Scientists find first interstellar object from beyond our solar system
Astronomers have spotted what is believed to be the first known object originating from a different solar system to come into our own neighbourhood, AzVision.az reports citing the Independent.
According to observers, the object is on a hyperbolic trajectory which suggests the body has escaped from a star from outside our solar system.
Early findings published in the International Astronomical Union's Minor Planet Centre (MPEC) state: "If further observations confirm the unusual nature of this orbit, this object may be the first clear case of an interstellar comet."

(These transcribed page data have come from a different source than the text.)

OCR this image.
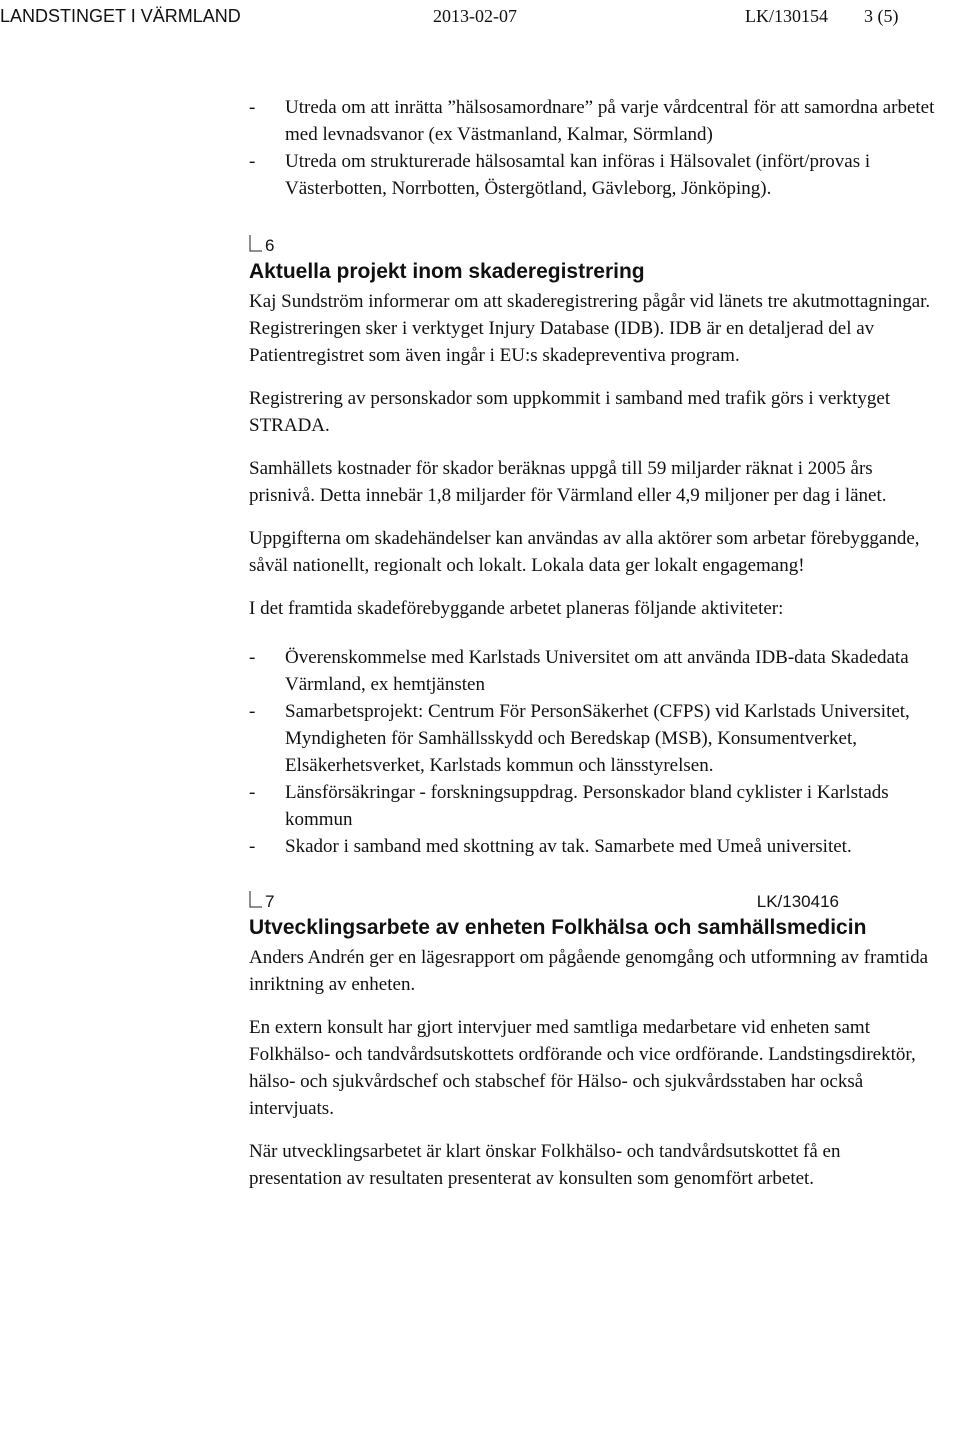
LANDSTINGET I VÄRMLAND	2013-02-07	LK/130154 3 (5)
- Utreda om att inrätta ”hälsosamordnare” på varje vårdcentral för att samordna arbetet med levnadsvanor (ex Västmanland, Kalmar, Sörmland)
- Utreda om strukturerade hälsosamtal kan införas i Hälsovalet (infört/provas i Västerbotten, Norrbotten, Östergötland, Gävleborg, Jönköping).
6
Aktuella projekt inom skaderegistrering

Kaj Sundström informerar om att skaderegistrering pågår vid länets tre akutmottagningar. Registreringen sker i verktyget Injury Database (IDB). IDB är en detaljerad del av Patientregistret som även ingår i EU:s skadepreventiva program.

Registrering av personskador som uppkommit i samband med trafik görs i verktyget STRADA.

Samhällets kostnader för skador beräknas uppgå till 59 miljarder räknat i 2005 års prisnivå. Detta innebär 1,8 miljarder för Värmland eller 4,9 miljoner per dag i länet.

Uppgifterna om skadehändelser kan användas av alla aktörer som arbetar förebyggande, såväl nationellt, regionalt och lokalt. Lokala data ger lokalt engagemang!

I det framtida skadeförebyggande arbetet planeras följande aktiviteter:

- Överenskommelse med Karlstads Universitet om att använda IDB-data Skadedata Värmland, ex hemtjänsten
- Samarbetsprojekt: Centrum För PersonSäkerhet (CFPS) vid Karlstads Universitet, Myndigheten för Samhällsskydd och Beredskap (MSB), Konsumentverket, Elsäkerhetsverket, Karlstads kommun och länsstyrelsen.
- Länsförsäkringar - forskningsuppdrag. Personskador bland cyklister i Karlstads kommun
- Skador i samband med skottning av tak. Samarbete med Umeå universitet.
7	LK/130416
Utvecklingsarbete av enheten Folkhälsa och samhällsmedicin

Anders Andrén ger en lägesrapport om pågående genomgång och utformning av framtida inriktning av enheten.

En extern konsult har gjort intervjuer med samtliga medarbetare vid enheten samt Folkhälso- och tandvårdsutskottets ordförande och vice ordförande. Landstingsdirektör, hälso- och sjukvårdschef och stabschef för Hälso- och sjukvårdsstaben har också intervjuats.

När utvecklingsarbetet är klart önskar Folkhälso- och tandvårdsutskottet få en presentation av resultaten presenterat av konsulten som genomfört arbetet.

The mysterious object, called A/2017 U1, was discovered by the University of Hawaii's Pan-STARRS 1 telescope on Haleakala, Hawaii.
Rob Weryk from the University of Hawaii's Institute of Astronomy was the first to identify the moving object. Comparing his findings with images taken at the European Space Agency's telescope on Tenerife in the Canary Islands, he concluded the object came from somewhere else in our galaxy.
The alien space rock is less than a quarter mile (400 metres) in diameter and is believed to have come from the direction of the constellation Lyra, travelling through space at the remarkable speed of 15.8 miles (25.5 kilometres) per second.
Scientists have long believed in the existence of such interstellar objects because a lot of material is thought to be ejected from planetary systems when planets are formed but this is the first time they may have found one.
Paul Chodas, manager of NASA's Centre for Near-Earth Object Studies (CNEOS), said: "We have been waiting for this for decades. It's long been theorised that such objects exist - asteroids or comets moving around between the stars and occasionally passing through our solar system - but this is the first such detection. So far, everything indicates this is likely an interstellar object, but more data would help confirm it."
New information obtained from observing the object could allow astronomers to know more about its origin and possibly its composition.
"This is the most extreme orbit I have ever seen," said David Farnocchia from CNEOS' Jet propulsion Laboratory in Pasadena, California.
"It is going extremely fast and on such a trajectory that we can say with confidence that this object is on its way out of the solar system and not coming back."
The small body came closest to the Sun on September 9 before making a hairpin turn and passing under the Earth's orbit on 14 October at a distance of about 15 million miles (24 million kilometres) - or about 60 times the distance to the Moon.